If we have two hyperparameters that are equally important to overall performance, grid and random search look as follows: You should imagine that the best hyperparameter combination lies at some unknown point in these squares. The goal is to have tested at least one point relatively close to this optimum.² Grid search is looking pretty good from that perspective.

But this figure is very misleading if one of the parameters is much more important than the other. In that case, we care a lot more about the distance along the important axis. We can visualize this by stretching the space of hyperparameters so that the more important hyperparameter has a longer axis: In this stretched figure, we can just look at distances without worrying about the different axes, because the geometry of the space already takes the relative importance of the two hyperparameters into account.

Suddenly, grid search doesn’t look that great anymore, and random search is actually better at “uniformly” filling out the hyperparameter space under this new geometry.

If we knew the relative importance of the two hyperparameters, we could improve grid search by having more grid points along the more important axis---but often we don’t know that, at least not very precisely. And for random search, it luckily doesn’t matter.

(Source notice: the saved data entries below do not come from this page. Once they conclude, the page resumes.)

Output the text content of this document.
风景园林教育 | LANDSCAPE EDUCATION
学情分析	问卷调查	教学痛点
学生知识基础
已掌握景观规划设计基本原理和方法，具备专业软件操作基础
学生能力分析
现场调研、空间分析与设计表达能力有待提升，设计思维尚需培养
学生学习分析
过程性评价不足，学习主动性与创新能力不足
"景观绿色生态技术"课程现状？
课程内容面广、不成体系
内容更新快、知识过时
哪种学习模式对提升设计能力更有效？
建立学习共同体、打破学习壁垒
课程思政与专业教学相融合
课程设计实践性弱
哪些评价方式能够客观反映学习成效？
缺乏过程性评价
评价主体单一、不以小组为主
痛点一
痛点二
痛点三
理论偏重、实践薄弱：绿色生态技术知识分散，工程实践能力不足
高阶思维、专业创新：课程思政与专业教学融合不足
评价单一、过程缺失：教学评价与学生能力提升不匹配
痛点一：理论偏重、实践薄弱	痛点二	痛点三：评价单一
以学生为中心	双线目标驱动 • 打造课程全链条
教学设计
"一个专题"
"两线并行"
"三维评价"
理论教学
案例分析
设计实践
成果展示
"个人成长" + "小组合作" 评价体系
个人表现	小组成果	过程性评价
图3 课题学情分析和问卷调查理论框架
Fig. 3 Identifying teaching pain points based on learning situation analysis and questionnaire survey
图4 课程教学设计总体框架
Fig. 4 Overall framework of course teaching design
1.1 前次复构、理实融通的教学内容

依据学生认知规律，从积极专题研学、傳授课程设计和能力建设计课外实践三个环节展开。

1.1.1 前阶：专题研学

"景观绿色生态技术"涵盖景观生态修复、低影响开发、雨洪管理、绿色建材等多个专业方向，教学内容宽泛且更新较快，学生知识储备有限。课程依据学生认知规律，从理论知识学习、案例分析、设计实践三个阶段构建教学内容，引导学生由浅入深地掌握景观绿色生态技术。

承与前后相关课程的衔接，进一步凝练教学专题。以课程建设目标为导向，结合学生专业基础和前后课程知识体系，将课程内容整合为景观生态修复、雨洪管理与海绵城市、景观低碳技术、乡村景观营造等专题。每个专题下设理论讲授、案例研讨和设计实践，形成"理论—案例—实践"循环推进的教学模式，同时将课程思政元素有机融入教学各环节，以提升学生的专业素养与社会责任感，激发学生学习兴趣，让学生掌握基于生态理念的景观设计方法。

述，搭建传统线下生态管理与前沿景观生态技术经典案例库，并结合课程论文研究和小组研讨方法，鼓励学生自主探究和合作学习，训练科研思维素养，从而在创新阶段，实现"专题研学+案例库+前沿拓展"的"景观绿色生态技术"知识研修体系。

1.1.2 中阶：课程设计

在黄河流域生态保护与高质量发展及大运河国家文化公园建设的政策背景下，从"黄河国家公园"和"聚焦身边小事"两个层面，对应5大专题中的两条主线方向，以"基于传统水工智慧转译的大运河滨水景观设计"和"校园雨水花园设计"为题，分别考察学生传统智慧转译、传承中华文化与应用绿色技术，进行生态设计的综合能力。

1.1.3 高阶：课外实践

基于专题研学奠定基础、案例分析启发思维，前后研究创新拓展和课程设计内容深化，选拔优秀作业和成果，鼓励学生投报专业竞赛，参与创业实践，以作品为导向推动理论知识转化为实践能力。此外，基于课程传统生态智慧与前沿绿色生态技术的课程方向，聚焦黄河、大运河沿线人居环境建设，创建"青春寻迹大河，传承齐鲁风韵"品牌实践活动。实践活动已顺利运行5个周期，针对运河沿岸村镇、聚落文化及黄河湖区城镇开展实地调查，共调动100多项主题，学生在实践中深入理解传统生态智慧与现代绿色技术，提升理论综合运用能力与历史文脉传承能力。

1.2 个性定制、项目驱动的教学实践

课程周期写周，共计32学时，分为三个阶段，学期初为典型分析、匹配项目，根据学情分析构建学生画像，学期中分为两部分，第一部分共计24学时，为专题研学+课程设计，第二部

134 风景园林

James Bergstra and Yoshua Bengio: Random Search for Hyper-Parameter Optimization, https://www.jmlr.org/papers/volume13/bergstra12a/bergstra12a.pdf ↩
This is a different sort of simplifying assumption than we had above: now, the overall performance cannot necessarily be decomposed as $f(x) + g(y)$ . Instead, we assume that performance depends monotonically on the weighted distance $a(x - x_{\text{opt}})^2 + b(y - y_{\text{opt}})^2$ . Just like the previous assumption of additivity, this is pretty unrealistic, but I think it still serves as a good intuition.↩